5. Circle Intersection with Different Radii
Consider two circles:
- Circle 1: Center (2, 1), Radius 2
- Circle 2: Center (6, 1), Radius 3
Do these circles intersect? If so, find the points of intersection But it adds up..
Solution:
- Compare Distances: Calculate the distance between the centers:
d = √[(6-2)² + (1-1)²] = √[16 + 0] = 4. - Check Intersection Condition:
- Sum of radii: 2 + 3 = 5
- Difference of radii: |3 - 2| = 1
Since1 < d < 5(1 < 4 < 5), the circles intersect at two distinct points.
- Set Up Equations:
- Circle 1:
(x - 2)² + (y - 1)² = 4 - Circle 2:
(x - 6)² + (y - 1)² = 9
- Circle 1:
- Subtract Equations:
Subtract Circle 1 from Circle 2 to eliminate(y - 1)²:
(x - 6)² - (x - 2)² = 9 - 4
Expand:(x² - 12x + 36) - (x² - 4x + 4) = 5
Simplify:-12x + 36 + 4x - 4 = 5→-8x + 32 = 5→-8x = -27→x = 27/8. - Find Corresponding y-values:
Substitutex = 27/8into Circle 1:
`(27
5. Circle Intersection with Different Radii
Consider two circles:
- Circle 1: Center (2, 1), Radius 2
- Circle 2: Center (6, 1), Radius 3
Do these circles intersect?
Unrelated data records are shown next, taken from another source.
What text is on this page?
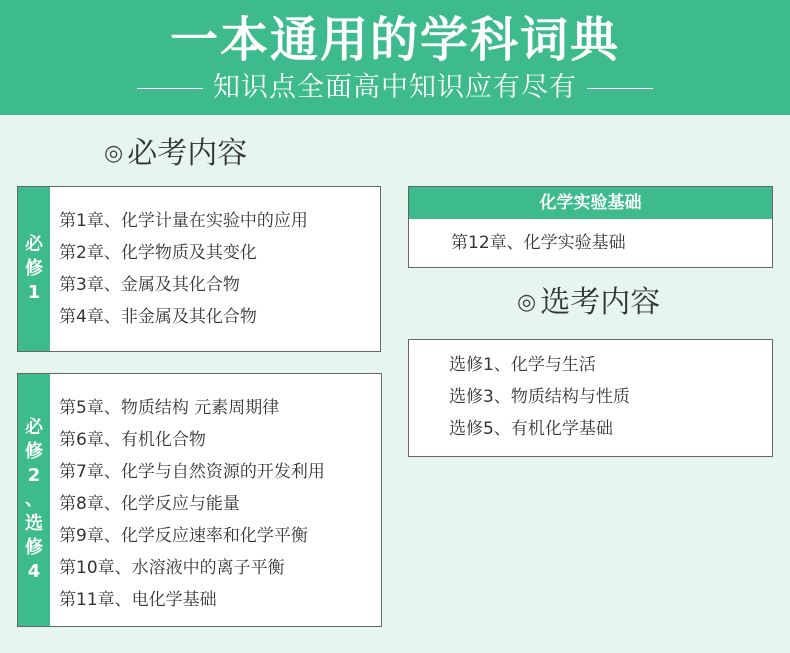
一本通用的学科词典
知识点全面高中知识应有尽有
◎ 必考内容
必
修
1
第1章、化学计量在实验中的应用
第2章、化学物质及其变化
第3章、金属及其化合物
第4章、非金属及其化合物
必
修
2
、
选
修
4
第5章、物质结构 元素周期律
第6章、有机化合物
第7章、化学与自然资源的开发利用
第8章、化学反应与能量
第9章、化学反应速率和化学平衡
第10章、水溶液中的离子平衡
第11章、电化学基础
化学实验基础
第12章、化学实验基础
◎ 选考内容
选修1、化学与生活
选修3、物质结构与性质
选修5、有机化学基础
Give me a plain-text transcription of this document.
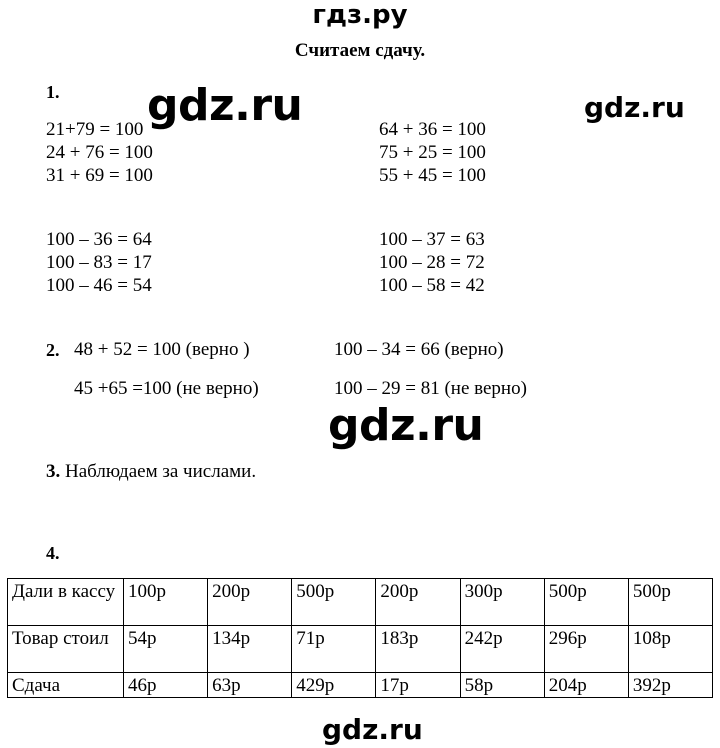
гдз.ру
Считаем сдачу.
gdz.ru	gdz.ru
gdz.ru
gdz.ru
1.
21+79 = 100
24 + 76 = 100
31 + 69 = 100
64 + 36 = 100
75 + 25 = 100
55 + 45 = 100
100 – 36 = 64
100 – 83 = 17
100 – 46 = 54
100 – 37 = 63
100 – 28 = 72
100 – 58 = 42
2. 48 + 52 = 100 (верно )	100 – 34 = 66 (верно)
45 +65 =100 (не верно)	100 – 29 = 81 (не верно)
3. Наблюдаем за числами.
4.
Дали в кассу	100р	200р	500р	200р	300р	500р	500р
Товар стоил	54р	134р	71р	183р	242р	296р	108р
Сдача	46р	63р	429р	17р	58р	204р	392р
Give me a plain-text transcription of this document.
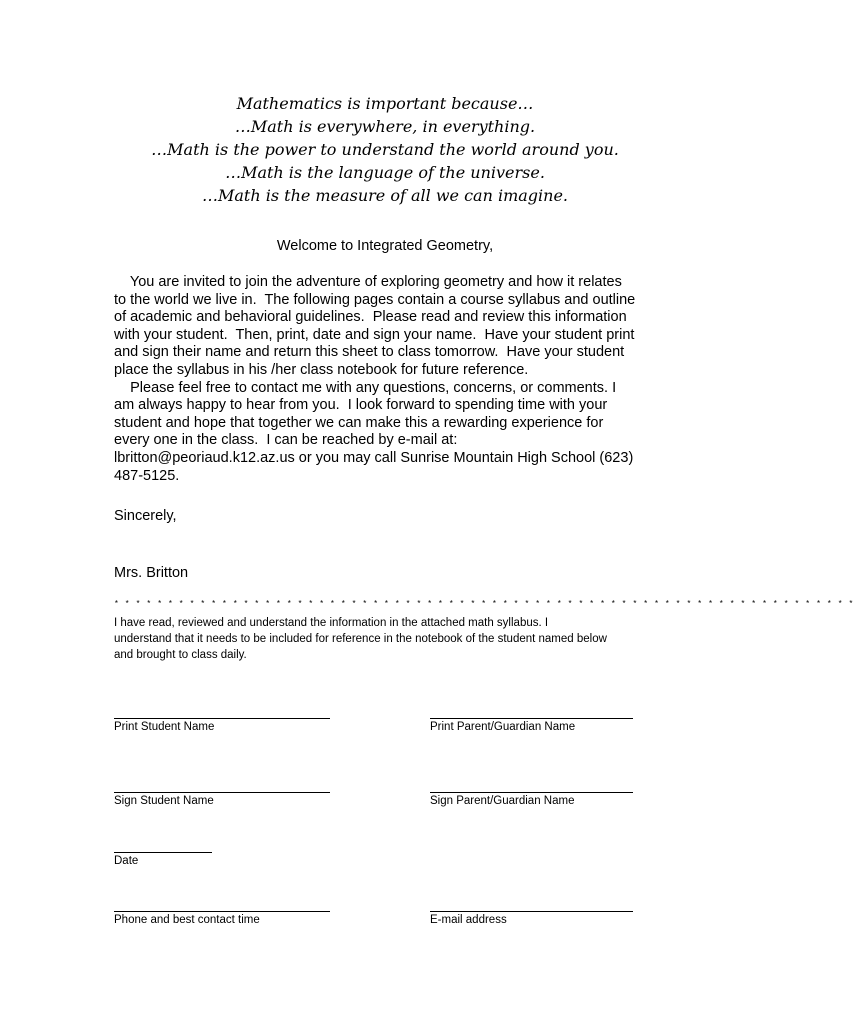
Mathematics is important because…
…Math is everywhere, in everything.
…Math is the power to understand the world around you.
…Math is the language of the universe.
…Math is the measure of all we can imagine.
Welcome to Integrated Geometry,
You are invited to join the adventure of exploring geometry and how it relates
to the world we live in.  The following pages contain a course syllabus and outline
of academic and behavioral guidelines.  Please read and review this information
with your student.  Then, print, date and sign your name.  Have your student print
and sign their name and return this sheet to class tomorrow.  Have your student
place the syllabus in his /her class notebook for future reference.
Please feel free to contact me with any questions, concerns, or comments. I
am always happy to hear from you.  I look forward to spending time with your
student and hope that together we can make this a rewarding experience for
every one in the class.  I can be reached by e-mail at:
lbritton@peoriaud.k12.az.us or you may call Sunrise Mountain High School (623)
487-5125.
Sincerely,
Mrs. Britton
* * * * * * * * * * * * * * * * * * * * * * * * * * * * * * * * * * * * * * * * * * * * * * * * * * * * * * * * * * * * * * * * * * * * *
I have read, reviewed and understand the information in the attached math syllabus. I
understand that it needs to be included for reference in the notebook of the student named below
and brought to class daily.
Print Student Name	Print Parent/Guardian Name
Sign Student Name	Sign Parent/Guardian Name
Date
Phone and best contact time	E-mail address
If so, find the points of intersection Not complicated — just consistent. Nothing fancy..
Solution:
- Compare Distances: Calculate the distance between the centers:
d = √[(6-2)² + (1-1)²] = √[16 + 0] = 4. - Check Intersection Condition:
- Sum of radii: 2 + 3 = 5
- Difference of radii: |3 - 2| = 1
Since1 < d < 5(1 < 4 < 5), the circles intersect at two distinct points.
- Set Up Equations:
- Circle 1:
(x - 2)² + (y - 1)² = 4 - Circle 2:
(x - 6)² + (y - 1)² = 9
- Circle 1:
- Subtract Equations:
Subtract Circle 1 from Circle 2 to eliminate(y - 1)²:
(x - 6)² - (x - 2)² = 9 - 4
Expand:(x² - 12x + 36) - (x² - 4x + 4) = 5
Simplify:-12x + 36 + 4x - 4 = 5→-8x + 32 = 5→-8x = -27→x = 27/8. - Find Corresponding y-values:
Substitutex = 27/8into Circle 1:
(27/8 - 2)² + (y - 1)² = 4
(27/8 - 16/8)² + (y - 1)² = 4
(11/8)² + (y - 1)² = 4
121/64 + (y - 1)² = 4
(y - 1)² = 4 - 121/64
(y - 1)² = 256/64 - 121/64
(y - 1)² = 135/64
y - 1 = ±√(135/64)
y - 1 = ±√135 / 8
y - 1 = ±√(9*15) / 8
`y - 1
Continuing fromthe provided solution:
- Find Corresponding y-values:
Substitutex = 27/8into Circle 1:
(27/8 - 2)² + (y - 1)² = 4
(27/8 - 16/8)² + (y - 1)² = 4
(11/8)² + (y - 1)² = 4
121/64 + (y - 1)² = 4
(y - 1)² = 4 - 121/64
(y - 1)² = 256/64 - 121/64
(y - 1)² = 135/64
y - 1 = ±√(135/64)
y - 1 = ±√135 / 8
y - 1 = ±√(9*15) / 8
y - 1 = ±3√15 / 8
y = 1 ± 3√15 / 8
Conclusion:
The circles intersect at two distinct points. The points of intersection are:
(27/8, 1 + 3√15/8) and (27/8, 1 - 3√15/8) Nothing fancy..
These coordinates satisfy both circle equations, confirming the circles intersect at these locations.